Russets are traditionally the best for baking, but I’m partial to Yukon Golds. Their skin doesn’t give chewily between the teeth like russets’, but their buttery-yellow insides taste richly of the essence of potato and are denser, whereas russets’ innards are white, fluffy, blander, less flavorful. And a Yukon Gold can stand up to baking; its skin is thinner, but it crackles.

The other day, I reached into the cheese case at the supermarket and yanked out a small brick of bacon cheddar and put it into the basket without even thinking about it.  Its ingredients were unfathomably decadent: the usual full-fat cheese stuff, plus bacon and hickory smoke. I had never bought or eaten or even really noticed its existence before, but I neither resisted nor questioned the sudden urge to possess it.
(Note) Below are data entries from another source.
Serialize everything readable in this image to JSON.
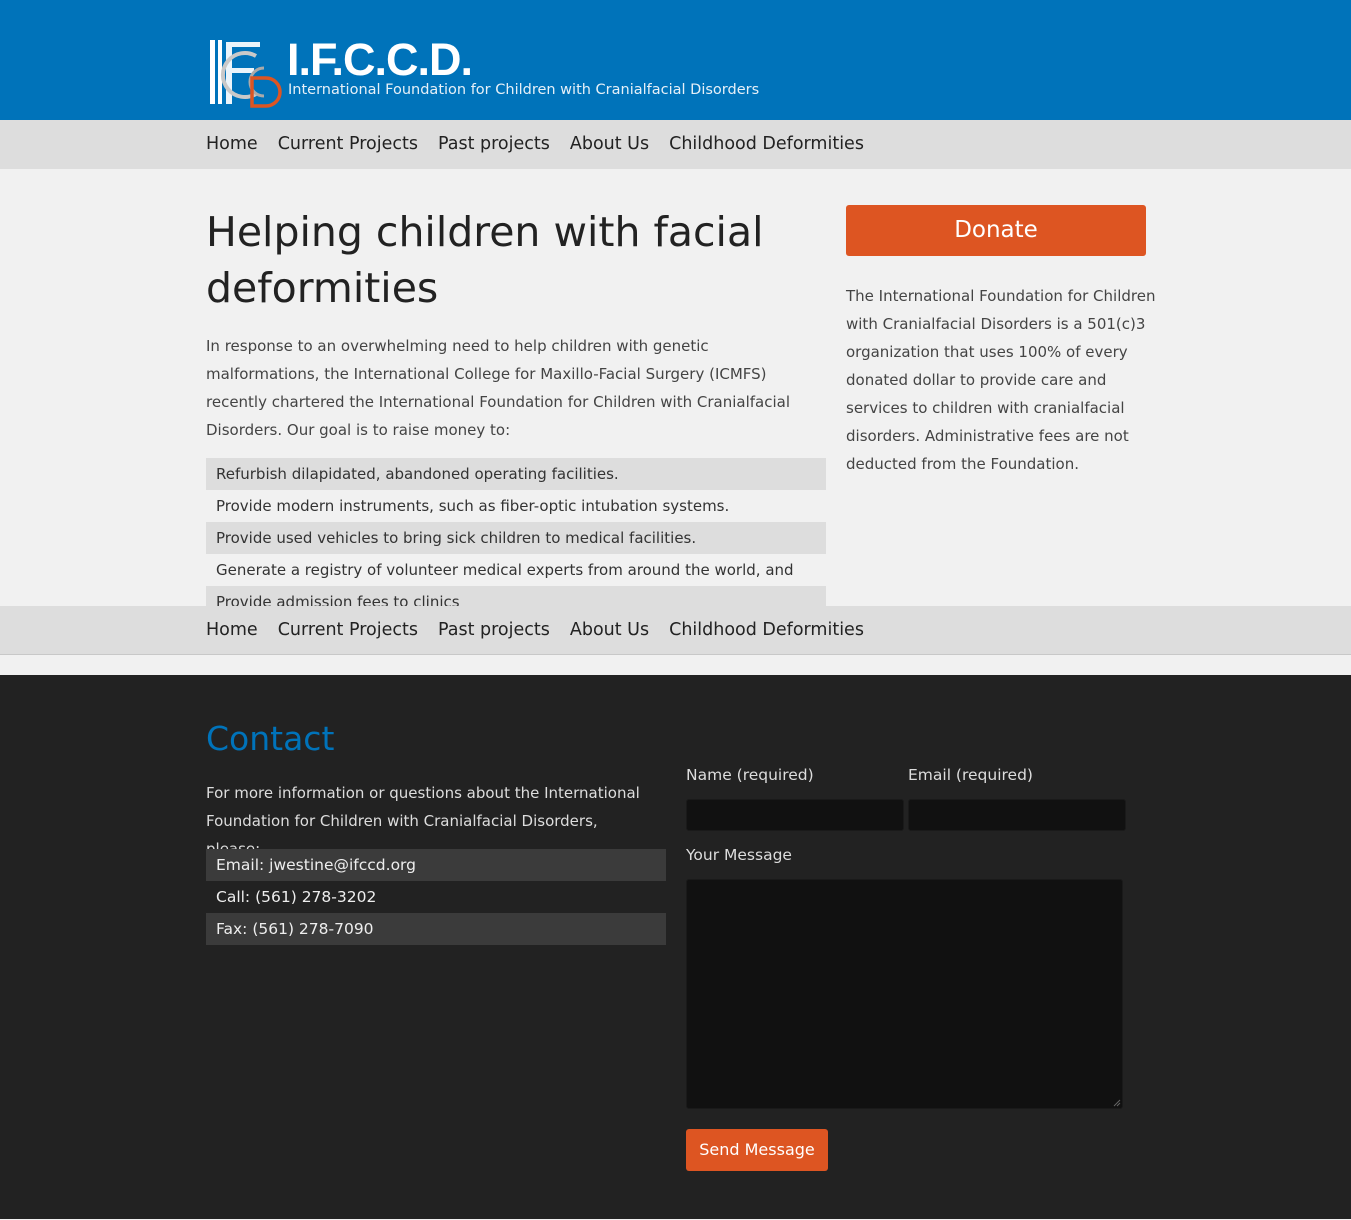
{
  "header": {
    "title": "I.F.C.C.D.",
    "tagline": "International Foundation for Children with Cranialfacial Disorders",
    "logo_letters": "IFCCD"
  },
  "nav": {
    "items": [
      "Home",
      "Current Projects",
      "Past projects",
      "About Us",
      "Childhood Deformities"
    ]
  },
  "main": {
    "headline": "Helping children with facial deformities",
    "intro": "In response to an overwhelming need to help children with genetic malformations, the International College for Maxillo-Facial Surgery (ICMFS) recently chartered the International Foundation for Children with Cranialfacial Disorders. Our goal is to raise money to:",
    "goals": [
      "Refurbish dilapidated, abandoned operating facilities.",
      "Provide modern instruments, such as fiber-optic intubation systems.",
      "Provide used vehicles to bring sick children to medical facilities.",
      "Generate a registry of volunteer medical experts from around the world, and",
      "Provide admission fees to clinics"
    ]
  },
  "sidebar": {
    "donate_label": "Donate",
    "about": "The International Foundation for Children with Cranialfacial Disorders is a 501(c)3 organization that uses 100% of every donated dollar to provide care and services to children with cranialfacial disorders. Administrative fees are not deducted from the Foundation."
  },
  "footer": {
    "contact_title": "Contact",
    "contact_text": "For more information or questions about the International Foundation for Children with Cranialfacial Disorders, please:",
    "contact_items": [
      "Email: jwestine@ifccd.org",
      "Call: (561) 278-3202",
      "Fax: (561) 278-7090"
    ],
    "form": {
      "name_label": "Name (required)",
      "email_label": "Email (required)",
      "message_label": "Your Message",
      "submit_label": "Send Message"
    }
  },
  "colors": {
    "header_blue": "#0073ba",
    "accent_orange": "#dd5522",
    "nav_gray": "#dddddd",
    "footer_dark": "#222222"
  }
}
At home, near lunchtime, without consulting Brendan, I stuck two scrubbed, pricked Yukon Gold potatoes into the toaster oven. While they baked, I sautéed a large minced yellow onion in olive oil and plenty of Worcestershire sauce, slowly, on low heat, so the onion softened and started to brown and caramelize but didn’t burn.

When the potatoes were done, I cut them in half, slid them onto aluminum foil, and smothered them in grated bacon cheddar. I stuck them back in to broil until the cheese was melted and bubbling and the whole kitchen was fragrant with fake smoke flavor along with the smell of browned onions.

Then I pulled them out and covered them in the onions and served them with a small bowl of kosher salt and the pepper grinder. We sat at the table and ate our lunch without speaking. The sun was already beginning to set. I could feel the zombie virus awakening in my head, turning sinuously with sinister velvet lullabye rhythms. The baked potato felt like an amulet, an antidote that would protect me while I slept.